Our galvanized Eyebolts shaft length is measured from the end of the bolt to the base of the eye (i.e. the advertised length is just the shaft, excluding the eye). The threads extend halfway down the shaft. For example a 10" eyebolt has threads 5" down the shaft.



Drop forged galvanized wire rope clip for 1/4", 5/16" and 3/8" aircraft cable. 3-4 clips are required for each termination. For heavy duty and commercial applications.



Thimbles are lifesavers for your zip line cable. They reduce crimping of the cable, and help maintain the integrity and strength of your cable by eliminating abrasion between the cable and your anchor point. Grab a few to help in setting up your backyard zip line.

Note: use a thimble as an insert in any sharp turns and termination points on a cable.



Staples can be used for a variety of applications. If you intend to wrap a cable directly around an anchor point, using a staple is a good way to keep the cable from moving vertically up or down. The longer 8" staples make excellent footholds when driven into a tree or pole; especially when the use of a ladder isn't a viable option.

Note: you should never use a staple in an application where the staple is a critical component (i.e. if the staple were to pull out, the entire system would be compromised).



The Eye Lag Screw is a galvanized piece of hardware useful in many different applications. An Eye Lag Screw is measured from the base of the eye to the end of the screw threads (e.g. a 4" lag screw has a shank length of 4" with the eye portion of the screw extending past this) and is available in various sizes to fit to your specific zip line needs.

Note: Not for use in life support applications.

For anchoring your zip line cable, do not use the Eye Lag Screw, but instead use either the Cable Sling or a through and through Eyebolt.



This Eye/Jaw Swivel has a number of uses. Primarily this piece of hardware would be used as cable connecting hardware.



Quick Links are simple in name, design and function. A quick link is used as an integral connection in zip line set ups. A quick link’s size corresponds to the diameter of the objects that can pass through its mouth as well as the material thickness of the quick link itself. These carbon steel, zinc-plated connections may be used for life support systems when appropriate ratings are followed.



Shackles are most often used in zip line applications to terminate the end of a zip line cable to an eyebolt or cable sling. The size of the shackle corresponds to the thickness of the objects that can pass through its mouth as well as the material thickness of the shackle itself.



Snap Hooks are ideal for situations where a quick connection is needed, but is not intended for use in life support situations.  The snap hook can be used for attaching a rope to the zip line trolley for retrieval.




Turnbuckles are an essential component of any zip line.

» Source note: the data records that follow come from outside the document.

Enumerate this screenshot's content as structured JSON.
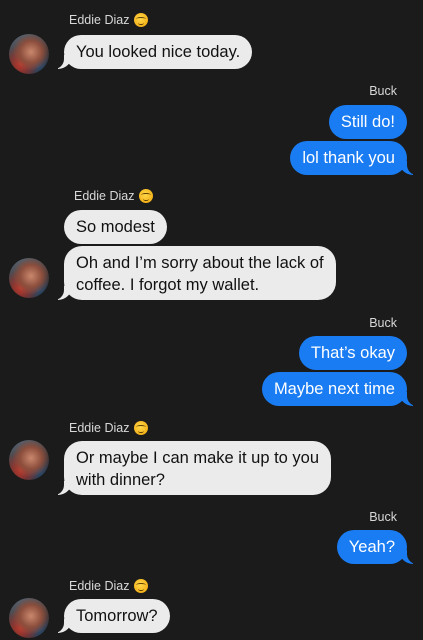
{
  "conversation": {
    "messages": [
      {
        "sender": "Eddie Diaz",
        "emoji": "relieved-face-icon",
        "text": "You looked nice today."
      },
      {
        "sender": "Buck",
        "text": "Still do!"
      },
      {
        "sender": "Buck",
        "text": "lol thank you"
      },
      {
        "sender": "Eddie Diaz",
        "emoji": "relieved-face-icon",
        "text": "So modest"
      },
      {
        "sender": "Eddie Diaz",
        "text": "Oh and I’m sorry about the lack of\ncoffee. I forgot my wallet."
      },
      {
        "sender": "Buck",
        "text": "That’s okay"
      },
      {
        "sender": "Buck",
        "text": "Maybe next time"
      },
      {
        "sender": "Eddie Diaz",
        "emoji": "relieved-face-icon",
        "text": "Or maybe I can make it up to you\nwith dinner?"
      },
      {
        "sender": "Buck",
        "text": "Yeah?"
      },
      {
        "sender": "Eddie Diaz",
        "emoji": "relieved-face-icon",
        "text": "Tomorrow?"
      }
    ]
  },
  "colors": {
    "background": "#1b1b1b",
    "incoming_bubble": "#ebebeb",
    "outgoing_bubble": "#1a7cf2"
  }
}
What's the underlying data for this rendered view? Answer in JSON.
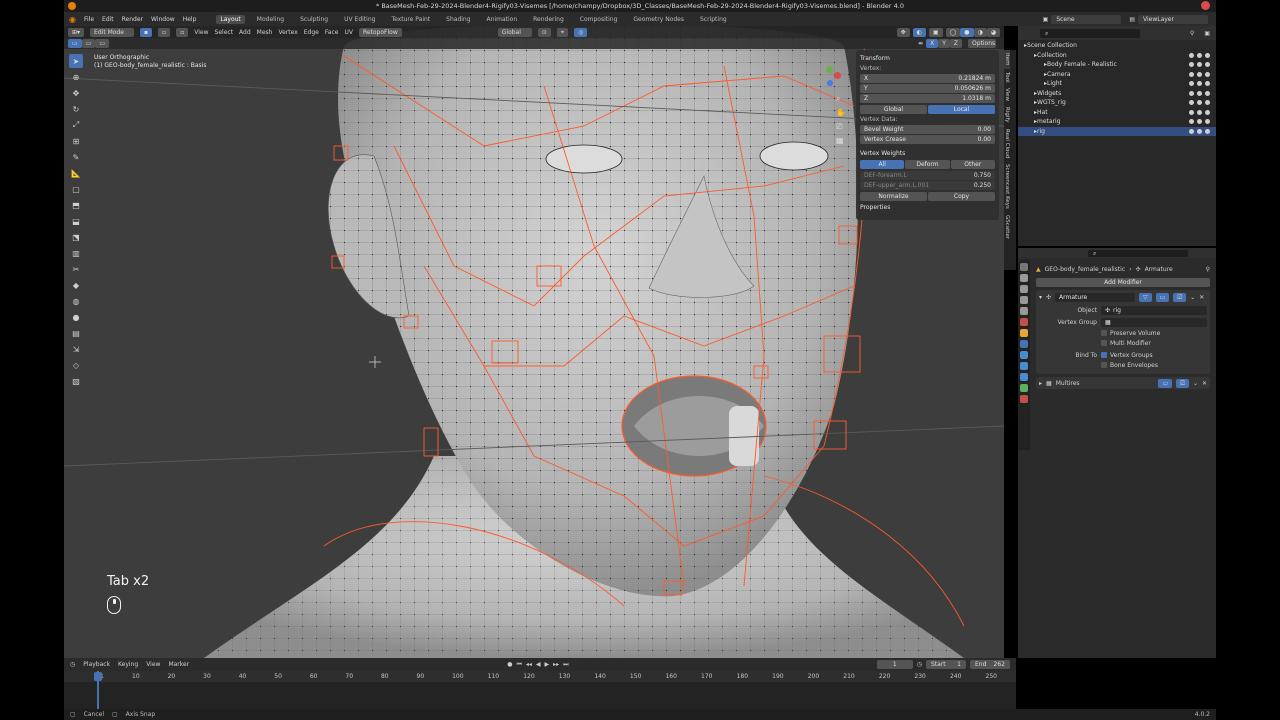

Turnbuckles are primarily useful in adjusting zip line tension once your zip line is operational and the cable stretches from use. All of our Classic Kits come with either one or two turnbuckles, depending on the kit's design.

Turnbuckles allow for adjusting tension on a zip line cable at any time. Turnbuckles can also be used for tensioning guy wires.


Hardware Guidelines

When deciding on which Hardware to purchase for your zip line project, the main concern you will have is matching rated materials so that they are as safe as possible. On many zip lines, the hardware used for terminating and anchoring is a combination of Cable Clamps, cable Slings and Turnbuckles.

When evaluating zip line hardware you will want to look for hardware that, at a minimum, exceeds your needs. How you determine if a product exceeds your needs is to check its strength ratings and working load limits. We have a great piece written on those two terms, but they can be summed up. A strength rating is often also known as the breaking strength and is the maximum load the product can hold before breaking. Building off of that number is the safe working load limit which is typically the load at which you want to functionally use a piece of hardware over time. This limit is typically 1/5 of the breaking strength.

As always, do not use pieces of hardware in rigging a zip line if they are not capable of life support.